Pernah berantem juga sebelm berangkat ke Masjid. Terus selama perjalanan menuju masjid, aku berpikir untuk minta maaf. Pas minta maaf aku bilang, mak tarik dong ucapannya. Mamah ku gak mau. Katanya wajar anak dan mamah berantem. Hiks.

Saat dalam kondisi “ketidaktauanku” kalau bisa wudhu seadanya. Aku menahan buang angin banget tuh. Nahan pipis juga. Rasanya gak enak deh. Lalu aku berpikir. Ya Allah, aku salah apa ya. setiap setelah wudhu kok pengen pipis. Kok pengen buang angin terus. Pengen pipisnya itu pas di dalam masjid lagi. Rempong banget deh.
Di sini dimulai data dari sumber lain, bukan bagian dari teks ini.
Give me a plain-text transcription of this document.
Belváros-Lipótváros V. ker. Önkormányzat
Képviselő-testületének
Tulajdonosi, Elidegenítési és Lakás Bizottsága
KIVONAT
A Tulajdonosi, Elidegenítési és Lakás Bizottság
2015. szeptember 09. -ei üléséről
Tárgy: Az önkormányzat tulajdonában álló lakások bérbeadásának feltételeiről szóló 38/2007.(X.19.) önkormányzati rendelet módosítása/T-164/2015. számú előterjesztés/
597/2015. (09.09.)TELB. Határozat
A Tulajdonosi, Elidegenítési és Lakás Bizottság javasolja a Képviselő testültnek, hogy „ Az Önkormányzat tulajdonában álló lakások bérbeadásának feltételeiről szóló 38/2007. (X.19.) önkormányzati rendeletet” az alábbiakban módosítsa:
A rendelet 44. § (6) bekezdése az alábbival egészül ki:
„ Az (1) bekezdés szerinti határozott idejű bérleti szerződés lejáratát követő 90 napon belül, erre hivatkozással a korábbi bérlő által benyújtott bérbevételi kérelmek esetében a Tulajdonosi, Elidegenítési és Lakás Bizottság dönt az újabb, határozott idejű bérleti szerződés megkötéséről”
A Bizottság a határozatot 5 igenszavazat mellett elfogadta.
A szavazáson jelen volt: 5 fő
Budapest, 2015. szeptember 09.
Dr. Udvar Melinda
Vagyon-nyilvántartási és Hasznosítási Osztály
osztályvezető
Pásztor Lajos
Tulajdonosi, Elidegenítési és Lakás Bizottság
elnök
Terpikir lah oleh ku, mungkin sikapku ke Mamah kurang baik kali ya. Aku pikir lagi. Kayaknya memang demikian. Soalnya sering sebel juga dan intonasi suaraku gak santai. Sebel karena Mamah pelupa, kebanyakan ngobrol sama jamaah lain, dsb. Dan ternyata nih. Sikap kita yang gak baik ke ortu adalah dosa yang paling cepat pembalasannya. Duh... Jadi masuk akal lah semua ini. Saat aku bersikap tidak baik ke mamah, Allah langsung membalasnya saat itu juga. Huft. Durhaka kepada orang tua juga termasuk dosa besar ke-2 setelah syirik loh. Dahsyat bener ya.

Saat di kota Makkah, kesulitannya beda lagi. Merasa lelah & tidak bersemangat untuk pergi ke masjid. padahal kan udah jauh-jauh, masa gak beribadah di masjidil Haram. Rugi bener deh. Saat ku lagi iseng ngecek handphone. Ada video kiriman dari teman tentang pengorbanan ibu. Setelah aku nonton videonya, terharu rasanya. Lalu ku tatap wajah Mamah. Dalam hati ku berkata, “Maaf ya mak. Pengorbananmu begitu banyak. Aku ga ngerti. Mungkin karena aku belum jadi ibu ya. tapi aku akan berusaha untuk menjadi anak sholehah”.

Hikmah yang bisa diambil dari cerita ku di atas apa nih? Sudah pada ngerti kan? Bahwa kita harus berbakti, bersikap baik kepada kedua orangtua. Melayani, tidak mengeluh, berkata sopan, bicara dengan intonasi rendah, lemah lembut, dll. Apalagi jika orang tuamu masih ada atau mungkin tinggal serumah. Dari Abu Darda radhiyallahu ‘anhu, bahwa Rasulullah shalallahu ‘alaihi wa sallam berkata, 

    
“Orang tua adalah pintu surga paling tengah. Kalian bisa sia-siakan pintu itu atau kalian bisa menjaganya”. (HR. Tirmidzi)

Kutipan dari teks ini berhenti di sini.